Schwämme gelten als sessil (festsitzend), können sich aber dennoch langsam bewegen. Diese Schwammwanderung hatten Teresa M. Morganti, Autun Purse et al schon im vergangene Jahr beschrieben: Sie hatten auf den OFOBS-Aufnahmen meterlange Spuren entdeckt, an deren Ende ein lebender Schwamm saß. Zunächst dachten sie, dass möglicherweise starke Wasserströmungen die Schwämme vielleicht mitgeschleift hatten. Allerdings gab es dort keine solchen Strömungen. Und dann führten die Spuren auch noch in alle Richtungen und sogar bergauf. Damit war der einzig plausible Schluss, dass die Schwämme sich selbst aktiv bewegt haben mussten. Sie könnten sich vielleicht durch Körperkontraktionen fortbewegen, solche Bewegungen sind bei lebenden Schwämmen schon beobachtet worden. Gerade das „Laufen“ bergauf könnte die Tiere hier in immer neue Areale der Wurmkolonien bringen, in denen noch kein Schwammholobiont „gegrast“ hatte.
Schwämme auf Tour
Außerdem verlagern Schwammkolonien ihren Standort bei der Reproduktion: Bei der sexuellen Vermehrung stoßen sie Larven aus, die mit den Meeresströmungen zu neuen Jagdgründen gelangen können. Auch wenn die meisten Larven nicht überleben, schaffen einige es, einen guten Platz zu finden, sich dort anzusiedeln und zu wachsen. Bei der asexuellen Vermehrung schnüren erwachsene Schwämme Knospen ab, die dann auch etwas verdriftet werden können. Dadurch können Schwammbestände langfristig ihren Standort ändern und besseren Lebensräume erreichen. Schwamm-Individuen können sich aber offenbar auch aktiv ganz langsam bewegen, wie die Spuren auf der verfilzten Matte des Untergrunds belegen.

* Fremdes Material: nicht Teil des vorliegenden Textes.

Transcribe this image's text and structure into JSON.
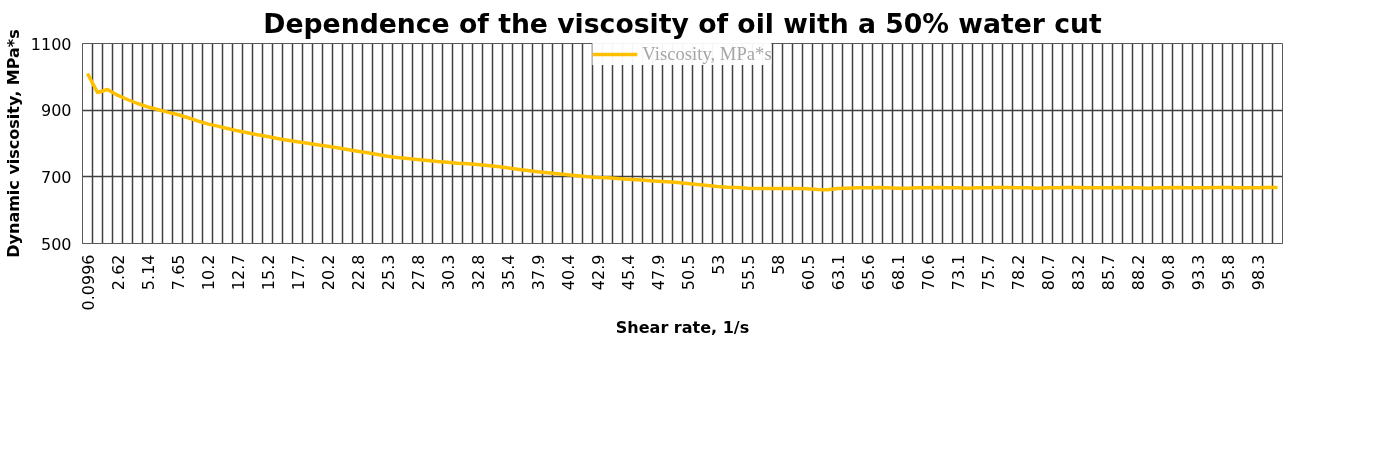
{
  "chart_data": {
    "type": "line",
    "title": "Dependence of the viscosity of oil with a 50% water cut",
    "xlabel": "Shear rate, 1/s",
    "ylabel": "Dynamic viscosity, MPa*s",
    "categories": [
      "0.0996",
      null,
      null,
      "2.62",
      null,
      null,
      "5.14",
      null,
      null,
      "7.65",
      null,
      null,
      "10.2",
      null,
      null,
      "12.7",
      null,
      null,
      "15.2",
      null,
      null,
      "17.7",
      null,
      null,
      "20.2",
      null,
      null,
      "22.8",
      null,
      null,
      "25.3",
      null,
      null,
      "27.8",
      null,
      null,
      "30.3",
      null,
      null,
      "32.8",
      null,
      null,
      "35.4",
      null,
      null,
      "37.9",
      null,
      null,
      "40.4",
      null,
      null,
      "42.9",
      null,
      null,
      "45.4",
      null,
      null,
      "47.9",
      null,
      null,
      "50.5",
      null,
      null,
      "53",
      null,
      null,
      "55.5",
      null,
      null,
      "58",
      null,
      null,
      "60.5",
      null,
      null,
      "63.1",
      null,
      null,
      "65.6",
      null,
      null,
      "68.1",
      null,
      null,
      "70.6",
      null,
      null,
      "73.1",
      null,
      null,
      "75.7",
      null,
      null,
      "78.2",
      null,
      null,
      "80.7",
      null,
      null,
      "83.2",
      null,
      null,
      "85.7",
      null,
      null,
      "88.2",
      null,
      null,
      "90.8",
      null,
      null,
      "93.3",
      null,
      null,
      "95.8",
      null,
      null,
      "98.3",
      null,
      null
    ],
    "series": [
      {
        "name": "Viscosity, MPa*s",
        "color": "#ffc000",
        "values": [
          1010,
          953,
          962,
          945,
          932,
          920,
          910,
          902,
          894,
          887,
          878,
          868,
          859,
          852,
          845,
          838,
          832,
          826,
          821,
          815,
          810,
          805,
          801,
          796,
          792,
          787,
          782,
          777,
          772,
          767,
          762,
          758,
          755,
          752,
          749,
          746,
          744,
          741,
          739,
          737,
          734,
          731,
          727,
          723,
          719,
          715,
          712,
          709,
          706,
          703,
          700,
          698,
          697,
          695,
          693,
          691,
          689,
          687,
          685,
          683,
          680,
          677,
          674,
          671,
          669,
          668,
          666,
          665,
          665,
          665,
          665,
          665,
          664,
          662,
          661,
          665,
          666,
          667,
          667,
          668,
          667,
          666,
          666,
          667,
          667,
          668,
          667,
          667,
          666,
          667,
          667,
          668,
          668,
          667,
          667,
          666,
          667,
          667,
          668,
          668,
          667,
          667,
          667,
          668,
          667,
          667,
          666,
          667,
          667,
          668,
          667,
          667,
          667,
          668,
          668,
          667,
          667,
          667,
          668,
          668
        ]
      }
    ],
    "ylim": [
      500,
      1100
    ],
    "yticks": [
      500,
      700,
      900,
      1100
    ],
    "grid": true,
    "legend": "top",
    "line_style": "solid",
    "marker": "none"
  }
}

Der Schwammrasen und seine aus Schwammnadeln und anderen Partikeln gebildete Matte ist ein eigenes Ökosystem, in dem andere Tiere wie kleine Garnelen und Weichkorallen leben können. Einige Seesterne fressen sogar abgestorbene Schwämme.
Auch wenn die Schwämme mit ihrem langsamen und niedrigen Stoffwechsel sehr genügsam sind, sind auch die Reste der Wurmkolonien eine endliche Ressource. Damit ist auch die Lebenszeit des Schwammrasens begrenzt. Solange aber bietet das ungewöhnliche Ökosystem vielen Tieren ein kleines Paradies und einen sehr ungewöhnlichen Lebensraum, wo eigentlich kaum Leben existieren kann.
Der Klimawandel dürfte diese Schwammgärten allerdings bedrohen: Durch das abtauende Meereis wird sich immer mehr Planktonproduktivität in immer höheren Breitengraden abspielen, damit erhöht sich der Nährstoffeintrag signifikant. Damit bietet auch die Zentralarktis dann vielen anderen Arten einen immer besseren Lebensraum. Die Erwärmung des arktischen Ozeans führt also zu einer zunehmenden Biodiversität, die die genügsamen Schwämme irgendwann einfach überwuchern wird.